Of course nothing is that simple. If we made an across the board switch from fossil-fuel vehicles to electrics, it would overwhelm the nation’s power grid. If everyone stopped paying gas tax we couldn’t support a highway system. If Harleys ran on electricity, how might riders replace the precious roar from gutted-out mufflers?
Changing technology addresses some of these issues. New widespread small energy producers make an updated grid less vulnerable to domino-effect brown-outs. Germany attacks the car-tax problem by billing car-owners based on satellite readings that track the kilometers traveled by every vehicle. As to Harleys, noise-addicted riders could try clipping playing cards to the spokes of electric bikes with clothes pins.
All this clean-energy talk has the fossil fuel industries in a dither. BP’s TV ads show happy tourists frolicking in the Gulf while claiming the company is the biggest private investor in American infrastructure. No matter that most of that money was payment of fines for the Big Spill. Switch channels and you get the coal industry touting a Clean-Coal-Now message. No mention that much of the American coal they’re mining is being shipped overseas to fuel Chinese factories. The fossil fuel lobby works to sabotage alternative energy programs while new energy advocates document their pollution and safety issues. How this plays out will certainly have some effect on future designs for energy consuming devices.
But American consumers don’t seem to feel any sense of immediacy to change habits. Figuring tomorrow won’t be much different from today, we sit back. We figure it’s the government’s responsibility, not ours. Besides, how much would my votes or personal choices affect the amount of coal burned in China?
Voting where the polls never close always counts.

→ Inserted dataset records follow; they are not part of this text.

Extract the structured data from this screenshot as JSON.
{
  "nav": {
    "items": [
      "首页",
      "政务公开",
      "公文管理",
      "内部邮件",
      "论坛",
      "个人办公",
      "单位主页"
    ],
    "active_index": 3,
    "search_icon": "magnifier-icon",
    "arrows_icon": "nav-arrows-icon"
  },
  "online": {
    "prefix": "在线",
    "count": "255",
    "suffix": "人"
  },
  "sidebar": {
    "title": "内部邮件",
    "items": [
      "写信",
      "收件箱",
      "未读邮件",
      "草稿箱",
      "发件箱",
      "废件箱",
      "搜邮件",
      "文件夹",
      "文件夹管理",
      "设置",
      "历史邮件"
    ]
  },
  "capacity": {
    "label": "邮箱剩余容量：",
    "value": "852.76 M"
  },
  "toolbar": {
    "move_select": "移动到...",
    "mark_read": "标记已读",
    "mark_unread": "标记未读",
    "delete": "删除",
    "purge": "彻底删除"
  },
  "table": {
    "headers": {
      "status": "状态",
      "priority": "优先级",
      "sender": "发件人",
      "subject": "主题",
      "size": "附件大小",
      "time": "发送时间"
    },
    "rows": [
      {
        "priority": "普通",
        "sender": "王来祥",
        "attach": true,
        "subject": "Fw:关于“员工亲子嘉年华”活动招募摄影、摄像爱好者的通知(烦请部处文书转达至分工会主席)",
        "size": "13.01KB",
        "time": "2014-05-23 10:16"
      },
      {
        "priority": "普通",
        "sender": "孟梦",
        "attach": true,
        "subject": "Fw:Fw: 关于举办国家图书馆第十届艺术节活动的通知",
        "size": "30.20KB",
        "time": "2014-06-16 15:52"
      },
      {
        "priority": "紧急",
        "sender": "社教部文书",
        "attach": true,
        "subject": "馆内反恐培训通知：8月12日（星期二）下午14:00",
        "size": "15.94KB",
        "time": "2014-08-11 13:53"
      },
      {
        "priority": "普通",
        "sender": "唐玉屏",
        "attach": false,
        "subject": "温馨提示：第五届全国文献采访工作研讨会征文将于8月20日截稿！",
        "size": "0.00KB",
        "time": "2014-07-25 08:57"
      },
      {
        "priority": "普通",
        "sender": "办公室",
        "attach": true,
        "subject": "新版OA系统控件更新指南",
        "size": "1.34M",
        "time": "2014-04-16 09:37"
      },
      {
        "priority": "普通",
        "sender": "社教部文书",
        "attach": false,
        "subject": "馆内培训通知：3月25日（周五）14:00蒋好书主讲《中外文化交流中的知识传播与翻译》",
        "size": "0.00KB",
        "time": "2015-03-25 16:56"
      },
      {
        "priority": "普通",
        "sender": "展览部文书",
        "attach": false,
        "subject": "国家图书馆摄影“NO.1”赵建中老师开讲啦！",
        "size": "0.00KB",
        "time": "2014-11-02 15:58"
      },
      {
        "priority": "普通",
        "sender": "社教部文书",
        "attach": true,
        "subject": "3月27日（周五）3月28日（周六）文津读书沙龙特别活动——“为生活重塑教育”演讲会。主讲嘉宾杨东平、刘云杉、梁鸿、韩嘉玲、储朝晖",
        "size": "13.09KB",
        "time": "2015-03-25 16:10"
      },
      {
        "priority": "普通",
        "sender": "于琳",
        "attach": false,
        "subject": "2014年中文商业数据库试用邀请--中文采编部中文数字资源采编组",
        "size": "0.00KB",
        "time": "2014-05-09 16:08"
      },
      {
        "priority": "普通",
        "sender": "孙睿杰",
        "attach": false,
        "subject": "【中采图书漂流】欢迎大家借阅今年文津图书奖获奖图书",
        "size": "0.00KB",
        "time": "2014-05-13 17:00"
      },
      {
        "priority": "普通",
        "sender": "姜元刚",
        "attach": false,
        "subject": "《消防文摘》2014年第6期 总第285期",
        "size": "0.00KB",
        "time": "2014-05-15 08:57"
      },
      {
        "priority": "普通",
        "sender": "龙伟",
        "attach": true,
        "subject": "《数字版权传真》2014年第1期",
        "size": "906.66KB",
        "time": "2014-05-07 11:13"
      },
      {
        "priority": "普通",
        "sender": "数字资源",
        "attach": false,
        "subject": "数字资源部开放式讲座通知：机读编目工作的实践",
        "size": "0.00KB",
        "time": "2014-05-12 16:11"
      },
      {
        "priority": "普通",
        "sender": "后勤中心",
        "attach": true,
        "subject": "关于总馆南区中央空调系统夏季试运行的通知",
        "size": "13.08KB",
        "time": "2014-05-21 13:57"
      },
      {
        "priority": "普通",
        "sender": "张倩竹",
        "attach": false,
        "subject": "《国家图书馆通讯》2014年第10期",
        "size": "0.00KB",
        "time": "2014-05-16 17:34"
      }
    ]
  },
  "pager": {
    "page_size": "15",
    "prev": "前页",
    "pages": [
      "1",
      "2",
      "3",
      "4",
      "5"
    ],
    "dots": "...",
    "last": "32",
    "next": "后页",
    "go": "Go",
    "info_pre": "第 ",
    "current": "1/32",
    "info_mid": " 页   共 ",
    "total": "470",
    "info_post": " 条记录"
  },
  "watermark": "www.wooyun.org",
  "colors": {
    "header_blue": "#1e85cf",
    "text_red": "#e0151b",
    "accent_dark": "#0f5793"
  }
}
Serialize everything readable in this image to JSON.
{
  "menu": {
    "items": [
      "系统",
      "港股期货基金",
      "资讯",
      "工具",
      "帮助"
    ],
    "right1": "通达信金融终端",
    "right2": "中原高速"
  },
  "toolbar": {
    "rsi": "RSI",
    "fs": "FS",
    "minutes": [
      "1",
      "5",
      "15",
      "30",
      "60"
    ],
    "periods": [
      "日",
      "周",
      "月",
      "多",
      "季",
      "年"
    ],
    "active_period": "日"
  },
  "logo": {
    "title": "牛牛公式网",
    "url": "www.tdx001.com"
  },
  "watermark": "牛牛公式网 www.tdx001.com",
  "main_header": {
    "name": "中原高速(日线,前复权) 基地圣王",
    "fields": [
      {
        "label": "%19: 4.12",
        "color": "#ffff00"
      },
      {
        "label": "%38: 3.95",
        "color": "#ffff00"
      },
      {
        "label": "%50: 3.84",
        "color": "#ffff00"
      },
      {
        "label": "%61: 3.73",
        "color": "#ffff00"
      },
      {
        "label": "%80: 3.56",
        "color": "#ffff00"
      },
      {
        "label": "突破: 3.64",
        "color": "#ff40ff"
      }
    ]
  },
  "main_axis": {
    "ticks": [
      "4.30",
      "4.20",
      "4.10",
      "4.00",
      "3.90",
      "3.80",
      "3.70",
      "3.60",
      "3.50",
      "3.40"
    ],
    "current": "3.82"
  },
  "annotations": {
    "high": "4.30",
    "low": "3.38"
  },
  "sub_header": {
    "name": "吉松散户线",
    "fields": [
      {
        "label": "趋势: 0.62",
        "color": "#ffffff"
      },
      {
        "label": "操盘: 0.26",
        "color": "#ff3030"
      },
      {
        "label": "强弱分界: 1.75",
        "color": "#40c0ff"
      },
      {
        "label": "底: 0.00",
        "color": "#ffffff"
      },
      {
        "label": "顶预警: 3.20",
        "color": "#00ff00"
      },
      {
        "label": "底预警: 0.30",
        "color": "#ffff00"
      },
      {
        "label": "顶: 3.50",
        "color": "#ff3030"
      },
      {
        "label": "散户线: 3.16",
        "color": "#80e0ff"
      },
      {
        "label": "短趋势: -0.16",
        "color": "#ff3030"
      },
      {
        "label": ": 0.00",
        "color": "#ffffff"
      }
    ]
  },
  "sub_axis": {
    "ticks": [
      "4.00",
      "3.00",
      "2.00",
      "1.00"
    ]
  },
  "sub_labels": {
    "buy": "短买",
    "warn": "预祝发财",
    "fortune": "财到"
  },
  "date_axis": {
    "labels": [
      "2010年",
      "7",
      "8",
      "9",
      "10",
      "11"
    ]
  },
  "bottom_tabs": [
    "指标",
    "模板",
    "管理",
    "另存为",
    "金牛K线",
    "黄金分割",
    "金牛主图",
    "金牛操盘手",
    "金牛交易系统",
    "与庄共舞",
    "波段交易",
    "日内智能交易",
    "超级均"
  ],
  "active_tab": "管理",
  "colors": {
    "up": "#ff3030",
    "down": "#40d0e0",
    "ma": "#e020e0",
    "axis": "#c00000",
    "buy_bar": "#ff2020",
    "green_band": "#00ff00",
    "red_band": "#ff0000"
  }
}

I vote whenever I buy energy consuming things from energy consuming industries. And before I buy, I should keep in mind that America is the biggest energy-consumer in the world, therefore the most logical candidate for re-thinking its energy policy.
It all boils down to one thing, combustion, and its effect on the planet’s future. Nearly all efforts to combat air pollution target combustion. With earth’s population now five times what it was a century ago and all of us burning more fuel than we did back then, combustion is upsetting natural balances that sustain us. The problem isn’t just coal or petroleum but natural gas, open fires, fireworks, cigarettes, backyard barbecues and wildfires. They all add greenhouse gases.
Painting coal and oil interests as villains avoids targeting the real issue. It would help to reframe the issue in terms of combustion.